Biżuteria pełni ważną – symboliczną, czy też czysto ozdobną – rolę w życiu człowieka już od epoki antyku. Mogła być wyznaniem miłości, oznaką statusu w społeczeństwie lub reprezentować władze. Jedno było pewne – im bardziej kosztowne jej wykonanie, „tym lepiej”, tym bardziej pożądana i tym więcej ludzie byli w stanie za nią oddać. Jak więc wytłumaczyć zdumiewające wydarzenie z historii pruskiej z roku 1813,  w którym to wśród kobiet i mężczyzn modny stal się slogan Złoto dałam/dałem za żelazo?  Aby zrozumieć ewenement wyrobów biżuteryjnych z żelaza, przyćmiewających sławę złota w XIX wieku, należy poznać bliżej historię pierwszych hut i odlewni żeliwa w Polsce, z których to pochodząca biżuteria żeliwna, stała się oznaką głębokiego patriotyzmu.

Property of F D Gallery

Property of F D Gallery

W latach 70. XVIII w. na terench Śląska powstały huty i odlewnie żelaza, które rozpoczęły wykorzystywanie koksu do opalania pieca hutniczego. Jednak nowością (w pierwszym pruskim zakładzie, tzn. hucie gliwickiej otworzonej ok. 1796  r. i w kolejnym, powstałym w Berlinie), która nas bardziej zainteresuje, było odkrycie nowego zastosowania żeliwa – do produkcji wyrobów dekoracyjnych. Wieść o żelaznych ozdobach rozeszła się na tyle szybko, że już około 1806 r. pojawili się pierwsi jubilerzy (Johann Conrad Geiß, a za nim Siméon Pierre Devaranne), zainteresowani wyrobem biżuterii, już nie złotej, tylko nowej, przez to modernej – żelaznej.  Była ona pierwotnie odlewana właśnie w hutach państwowych, ale z czasem, stała się tak popularna, że Geiß zdecydował się na otwarcie własnego zakładu – państwowe odlewnie przestały po prostu nadążać za jego zamówieniami. Fer de Berlin czy fonte di Berlinó – tak wlasnie opisywano nowoczesną biżuterię – zaczęły się także interesować znane osobistości, takie jak np. sławny architekt i artysta niemiecki – Karl Friedrich Schinkel. Przy pomocy konkurenta Geißa, Devaranne (a konkretnie dzięki jego kontaktom w stolicach Europy Paryżu i Londynie), o ozdobach żeliwnych usłyszano także poza granicami pruskimi (liczba przedsiębiorstw zaczęła się zwiększać z roku na rok). Dodatkowym powodem, który przyczynił się do niezwyklej popularności biżuterii żelaznej, była z pewnością rola, jaką odegrała na scenie politycznej na początku XIX wieku.
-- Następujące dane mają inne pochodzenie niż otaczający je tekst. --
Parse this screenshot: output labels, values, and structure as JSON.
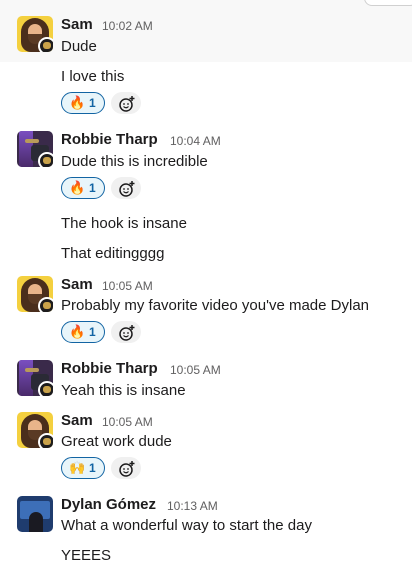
{
  "messages": [
    {
      "sender": "Sam",
      "time": "10:02 AM",
      "lines": [
        "Dude"
      ]
    },
    {
      "lines": [
        "I love this"
      ],
      "reaction": {
        "emoji": "🔥",
        "count": "1"
      }
    },
    {
      "sender": "Robbie Tharp",
      "time": "10:04 AM",
      "lines": [
        "Dude this is incredible"
      ],
      "reaction": {
        "emoji": "🔥",
        "count": "1"
      }
    },
    {
      "lines": [
        "The hook is insane"
      ]
    },
    {
      "lines": [
        "That editingggg"
      ]
    },
    {
      "sender": "Sam",
      "time": "10:05 AM",
      "lines": [
        "Probably my favorite video you've made Dylan"
      ],
      "reaction": {
        "emoji": "🔥",
        "count": "1"
      }
    },
    {
      "sender": "Robbie Tharp",
      "time": "10:05 AM",
      "lines": [
        "Yeah this is insane"
      ]
    },
    {
      "sender": "Sam",
      "time": "10:05 AM",
      "lines": [
        "Great work dude"
      ],
      "reaction": {
        "emoji": "🙌",
        "count": "1"
      }
    },
    {
      "sender": "Dylan Gómez",
      "time": "10:13 AM",
      "lines": [
        "What a wonderful way to start the day"
      ]
    },
    {
      "lines": [
        "YEEES"
      ]
    }
  ],
  "icons": {
    "add_reaction": "add-reaction-icon",
    "avatar_badge": "status-badge-icon"
  },
  "colors": {
    "reaction_border": "#1264a3",
    "reaction_bg": "#e8f5fa",
    "hover_bg": "#f8f8f8"
  }
}
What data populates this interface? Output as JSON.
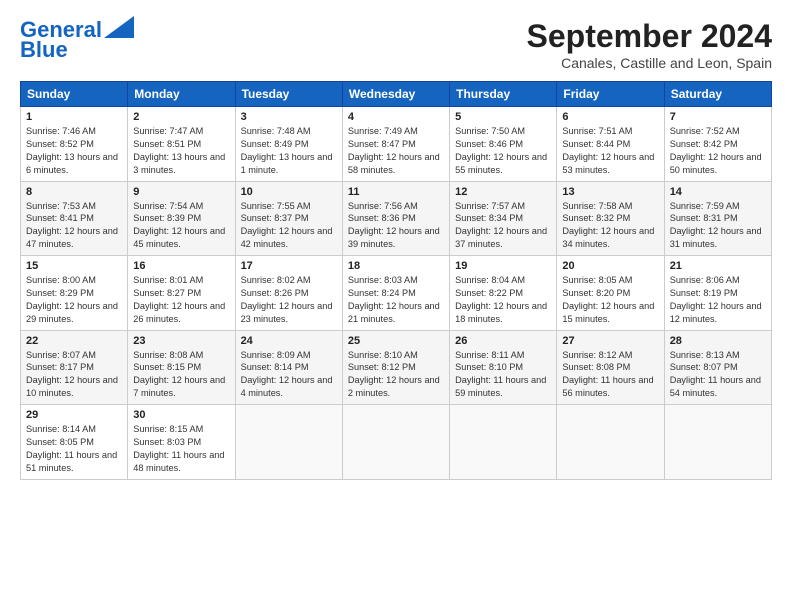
{
  "logo": {
    "line1": "General",
    "line2": "Blue"
  },
  "title": "September 2024",
  "location": "Canales, Castille and Leon, Spain",
  "weekdays": [
    "Sunday",
    "Monday",
    "Tuesday",
    "Wednesday",
    "Thursday",
    "Friday",
    "Saturday"
  ],
  "weeks": [
    [
      {
        "day": "1",
        "rise": "Sunrise: 7:46 AM",
        "set": "Sunset: 8:52 PM",
        "daylight": "Daylight: 13 hours and 6 minutes."
      },
      {
        "day": "2",
        "rise": "Sunrise: 7:47 AM",
        "set": "Sunset: 8:51 PM",
        "daylight": "Daylight: 13 hours and 3 minutes."
      },
      {
        "day": "3",
        "rise": "Sunrise: 7:48 AM",
        "set": "Sunset: 8:49 PM",
        "daylight": "Daylight: 13 hours and 1 minute."
      },
      {
        "day": "4",
        "rise": "Sunrise: 7:49 AM",
        "set": "Sunset: 8:47 PM",
        "daylight": "Daylight: 12 hours and 58 minutes."
      },
      {
        "day": "5",
        "rise": "Sunrise: 7:50 AM",
        "set": "Sunset: 8:46 PM",
        "daylight": "Daylight: 12 hours and 55 minutes."
      },
      {
        "day": "6",
        "rise": "Sunrise: 7:51 AM",
        "set": "Sunset: 8:44 PM",
        "daylight": "Daylight: 12 hours and 53 minutes."
      },
      {
        "day": "7",
        "rise": "Sunrise: 7:52 AM",
        "set": "Sunset: 8:42 PM",
        "daylight": "Daylight: 12 hours and 50 minutes."
      }
    ],
    [
      {
        "day": "8",
        "rise": "Sunrise: 7:53 AM",
        "set": "Sunset: 8:41 PM",
        "daylight": "Daylight: 12 hours and 47 minutes."
      },
      {
        "day": "9",
        "rise": "Sunrise: 7:54 AM",
        "set": "Sunset: 8:39 PM",
        "daylight": "Daylight: 12 hours and 45 minutes."
      },
      {
        "day": "10",
        "rise": "Sunrise: 7:55 AM",
        "set": "Sunset: 8:37 PM",
        "daylight": "Daylight: 12 hours and 42 minutes."
      },
      {
        "day": "11",
        "rise": "Sunrise: 7:56 AM",
        "set": "Sunset: 8:36 PM",
        "daylight": "Daylight: 12 hours and 39 minutes."
      },
      {
        "day": "12",
        "rise": "Sunrise: 7:57 AM",
        "set": "Sunset: 8:34 PM",
        "daylight": "Daylight: 12 hours and 37 minutes."
      },
      {
        "day": "13",
        "rise": "Sunrise: 7:58 AM",
        "set": "Sunset: 8:32 PM",
        "daylight": "Daylight: 12 hours and 34 minutes."
      },
      {
        "day": "14",
        "rise": "Sunrise: 7:59 AM",
        "set": "Sunset: 8:31 PM",
        "daylight": "Daylight: 12 hours and 31 minutes."
      }
    ],
    [
      {
        "day": "15",
        "rise": "Sunrise: 8:00 AM",
        "set": "Sunset: 8:29 PM",
        "daylight": "Daylight: 12 hours and 29 minutes."
      },
      {
        "day": "16",
        "rise": "Sunrise: 8:01 AM",
        "set": "Sunset: 8:27 PM",
        "daylight": "Daylight: 12 hours and 26 minutes."
      },
      {
        "day": "17",
        "rise": "Sunrise: 8:02 AM",
        "set": "Sunset: 8:26 PM",
        "daylight": "Daylight: 12 hours and 23 minutes."
      },
      {
        "day": "18",
        "rise": "Sunrise: 8:03 AM",
        "set": "Sunset: 8:24 PM",
        "daylight": "Daylight: 12 hours and 21 minutes."
      },
      {
        "day": "19",
        "rise": "Sunrise: 8:04 AM",
        "set": "Sunset: 8:22 PM",
        "daylight": "Daylight: 12 hours and 18 minutes."
      },
      {
        "day": "20",
        "rise": "Sunrise: 8:05 AM",
        "set": "Sunset: 8:20 PM",
        "daylight": "Daylight: 12 hours and 15 minutes."
      },
      {
        "day": "21",
        "rise": "Sunrise: 8:06 AM",
        "set": "Sunset: 8:19 PM",
        "daylight": "Daylight: 12 hours and 12 minutes."
      }
    ],
    [
      {
        "day": "22",
        "rise": "Sunrise: 8:07 AM",
        "set": "Sunset: 8:17 PM",
        "daylight": "Daylight: 12 hours and 10 minutes."
      },
      {
        "day": "23",
        "rise": "Sunrise: 8:08 AM",
        "set": "Sunset: 8:15 PM",
        "daylight": "Daylight: 12 hours and 7 minutes."
      },
      {
        "day": "24",
        "rise": "Sunrise: 8:09 AM",
        "set": "Sunset: 8:14 PM",
        "daylight": "Daylight: 12 hours and 4 minutes."
      },
      {
        "day": "25",
        "rise": "Sunrise: 8:10 AM",
        "set": "Sunset: 8:12 PM",
        "daylight": "Daylight: 12 hours and 2 minutes."
      },
      {
        "day": "26",
        "rise": "Sunrise: 8:11 AM",
        "set": "Sunset: 8:10 PM",
        "daylight": "Daylight: 11 hours and 59 minutes."
      },
      {
        "day": "27",
        "rise": "Sunrise: 8:12 AM",
        "set": "Sunset: 8:08 PM",
        "daylight": "Daylight: 11 hours and 56 minutes."
      },
      {
        "day": "28",
        "rise": "Sunrise: 8:13 AM",
        "set": "Sunset: 8:07 PM",
        "daylight": "Daylight: 11 hours and 54 minutes."
      }
    ],
    [
      {
        "day": "29",
        "rise": "Sunrise: 8:14 AM",
        "set": "Sunset: 8:05 PM",
        "daylight": "Daylight: 11 hours and 51 minutes."
      },
      {
        "day": "30",
        "rise": "Sunrise: 8:15 AM",
        "set": "Sunset: 8:03 PM",
        "daylight": "Daylight: 11 hours and 48 minutes."
      },
      null,
      null,
      null,
      null,
      null
    ]
  ]
}
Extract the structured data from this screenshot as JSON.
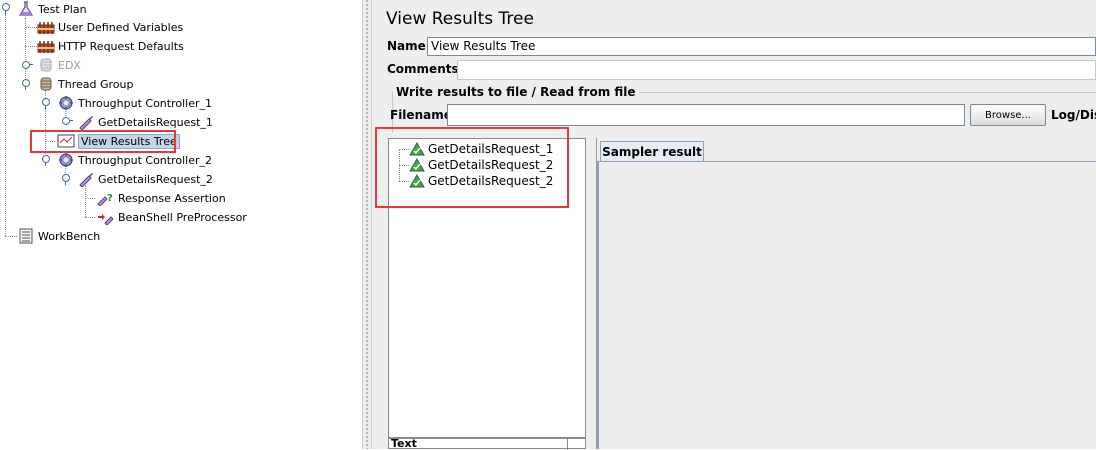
{
  "tree": {
    "items": [
      {
        "label": "Test Plan",
        "icon": "flask-icon"
      },
      {
        "label": "User Defined Variables",
        "icon": "config-element-icon"
      },
      {
        "label": "HTTP Request Defaults",
        "icon": "config-element-icon"
      },
      {
        "label": "EDX",
        "icon": "thread-group-icon"
      },
      {
        "label": "Thread Group",
        "icon": "thread-group-icon"
      },
      {
        "label": "Throughput Controller_1",
        "icon": "controller-icon"
      },
      {
        "label": "GetDetailsRequest_1",
        "icon": "sampler-icon"
      },
      {
        "label": "View Results Tree",
        "icon": "listener-icon"
      },
      {
        "label": "Throughput Controller_2",
        "icon": "controller-icon"
      },
      {
        "label": "GetDetailsRequest_2",
        "icon": "sampler-icon"
      },
      {
        "label": "Response Assertion",
        "icon": "assertion-icon"
      },
      {
        "label": "BeanShell PreProcessor",
        "icon": "preprocessor-icon"
      },
      {
        "label": "WorkBench",
        "icon": "workbench-icon"
      }
    ]
  },
  "panel": {
    "title": "View Results Tree",
    "name_label": "Name:",
    "name_value": "View Results Tree",
    "comments_label": "Comments:",
    "file_group_title": "Write results to file / Read from file",
    "filename_label": "Filename",
    "filename_value": "",
    "browse_label": "Browse...",
    "log_label": "Log/Disp"
  },
  "results": {
    "items": [
      {
        "label": "GetDetailsRequest_1",
        "icon": "success-triangle-icon"
      },
      {
        "label": "GetDetailsRequest_2",
        "icon": "success-triangle-icon"
      },
      {
        "label": "GetDetailsRequest_2",
        "icon": "success-triangle-icon"
      }
    ],
    "bottom_text": "Text"
  },
  "tabs": {
    "sampler_result": "Sampler result"
  },
  "colors": {
    "highlight": "#e23a3a",
    "selection": "#c5d4e6",
    "panel_bg": "#eeeeee"
  }
}
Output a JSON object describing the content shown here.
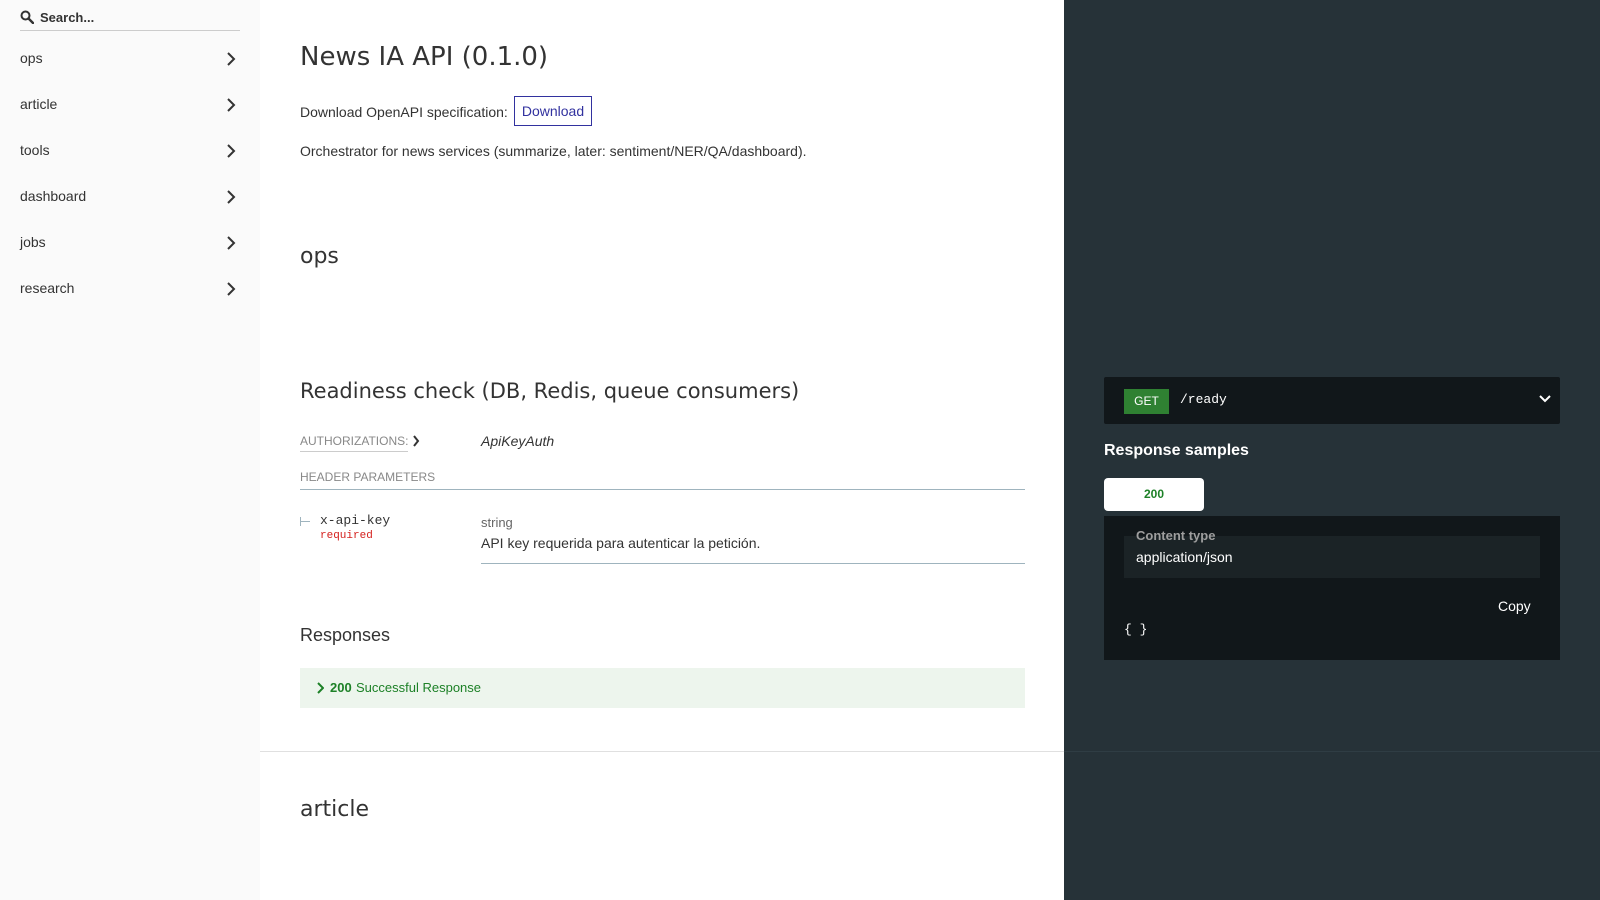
{
  "sidebar": {
    "search_placeholder": "Search...",
    "items": [
      {
        "label": "ops"
      },
      {
        "label": "article"
      },
      {
        "label": "tools"
      },
      {
        "label": "dashboard"
      },
      {
        "label": "jobs"
      },
      {
        "label": "research"
      }
    ]
  },
  "main": {
    "title": "News IA API (0.1.0)",
    "download_label": "Download OpenAPI specification:",
    "download_button": "Download",
    "description": "Orchestrator for news services (summarize, later: sentiment/NER/QA/dashboard).",
    "section_ops": "ops",
    "operation": {
      "title": "Readiness check (DB, Redis, queue consumers)",
      "authorizations_label": "Authorizations:",
      "authorizations_value": "ApiKeyAuth",
      "header_params_label": "Header Parameters",
      "param": {
        "name": "x-api-key",
        "required": "required",
        "type": "string",
        "description": "API key requerida para autenticar la petición."
      },
      "responses_title": "Responses",
      "response": {
        "code": "200",
        "text": "Successful Response"
      }
    },
    "section_article": "article"
  },
  "right": {
    "endpoint": {
      "method": "GET",
      "path": "/ready"
    },
    "samples_title": "Response samples",
    "tab": "200",
    "content_type_label": "Content type",
    "content_type_value": "application/json",
    "copy_label": "Copy",
    "json_body": "{ }"
  },
  "colors": {
    "sidebar_bg": "#fafafa",
    "right_panel_bg": "#263238",
    "method_get": "#2f8132",
    "success_green": "#1d8127",
    "download_accent": "#32329f",
    "required_red": "#d41f1c"
  },
  "icons": {
    "search": "search-icon",
    "nav_chevron": "chevron-right-icon",
    "endpoint_chevron": "chevron-down-icon"
  }
}
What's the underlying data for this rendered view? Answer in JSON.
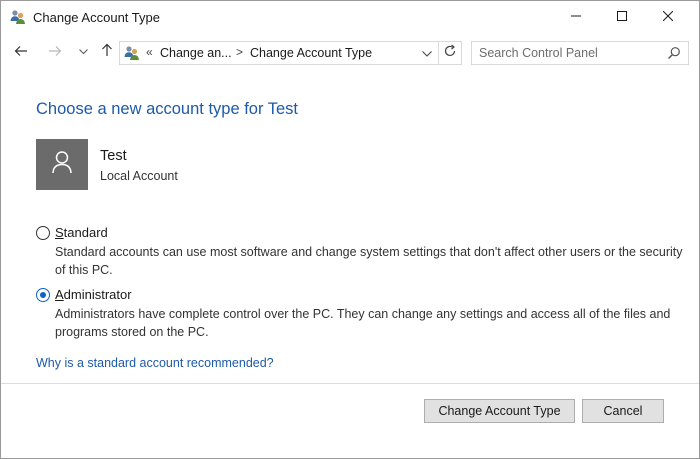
{
  "window": {
    "title": "Change Account Type",
    "icon": "users-control-panel-icon",
    "controls": {
      "minimize": "minimize-icon",
      "maximize": "maximize-icon",
      "close": "close-icon"
    }
  },
  "nav": {
    "address": {
      "overflow": "«",
      "crumbs": [
        "Change an...",
        "Change Account Type"
      ],
      "separator": ">"
    },
    "search": {
      "placeholder": "Search Control Panel"
    }
  },
  "content": {
    "heading": "Choose a new account type for Test",
    "user": {
      "name": "Test",
      "type": "Local Account"
    },
    "options": [
      {
        "mnemonic": "S",
        "rest": "tandard",
        "description": "Standard accounts can use most software and change system settings that don't affect other users or the security of this PC.",
        "selected": false
      },
      {
        "mnemonic": "A",
        "rest": "dministrator",
        "description": "Administrators have complete control over the PC. They can change any settings and access all of the files and programs stored on the PC.",
        "selected": true
      }
    ],
    "help_link": "Why is a standard account recommended?"
  },
  "buttons": {
    "change": "Change Account Type",
    "cancel": "Cancel"
  },
  "colors": {
    "accent": "#1e5aa8",
    "radio_selected": "#0a64c8",
    "avatar_bg": "#6b6b6b"
  }
}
W roku 1813, podczas wojny wyzwoleńczej, która miala powstrzymać  Napoleona przed kolejnymi podbojami i doprowadzić do wyzwolenia Prusów spod władzy francuskiej – został wydany przez księżniczkę Hessen-Homburg apel z prośba o oddanie kosztownej biżuterii – w celu dofinansowania armii antyfrancuskiej. W zamian za błyszczące datki, kobiety, a później także meżczyźni, otrzymywali skromną, żelazną biżuterię. W związku ze wspomnianą kampanią powstała nawet specjalnie na tą okazję biżuteria z wygrawerowanym napisem – Gold gab ich für Eisen („Złoto dałam za żelazo”).  Ta oto, w ten sposób, zyskała walor patriotyczny oraz socjalistyczny i w paradoksalny sposób – na tego, kto nosił „żelazo” spoglądano z szacunkiem – jako na walczącego za ojczyznę, natomist tych, którzy nadal świecili się złotem i srebrem, omijano wzrokiem. Kolejnym ważnym czynnikiem, który pomogł żelazu w uzyskaniu popularności równej złotu czy też kamieniom szlachetnym, było ustanowienie przez króla Prus Fryderyka Wilhelma III odznaczenia wojskowego za ofiarność w walce wyzwoleńczej z 1813 r., którym to stał się Krzyż Żelazny odlewany właśnie w żeliwie (projektu współpracownika Geißa, już wcześniej przez nas wspomnianego, C. F. Schinkla).  Ten krzyż został później reaktywowany podczas I wojny światowej, co ukazuje jeszcze lepiej nobilitację nowego materiału, jakim było żelazo. Motyw żelaznej biżuteri otrzymywanej w zamian za złoto – jako symbol wspomagania ojczyzny – odnajdujemy także w innych dziedzinach, tj. na scenie (Emmerich Kálmán skomponował operetkę opisujacą to wydarzenie), oraz w literaturze (w 1933 r. Margarethe Pauly napisała powieść pod tytułem pt. Gold gab ich für Eisen).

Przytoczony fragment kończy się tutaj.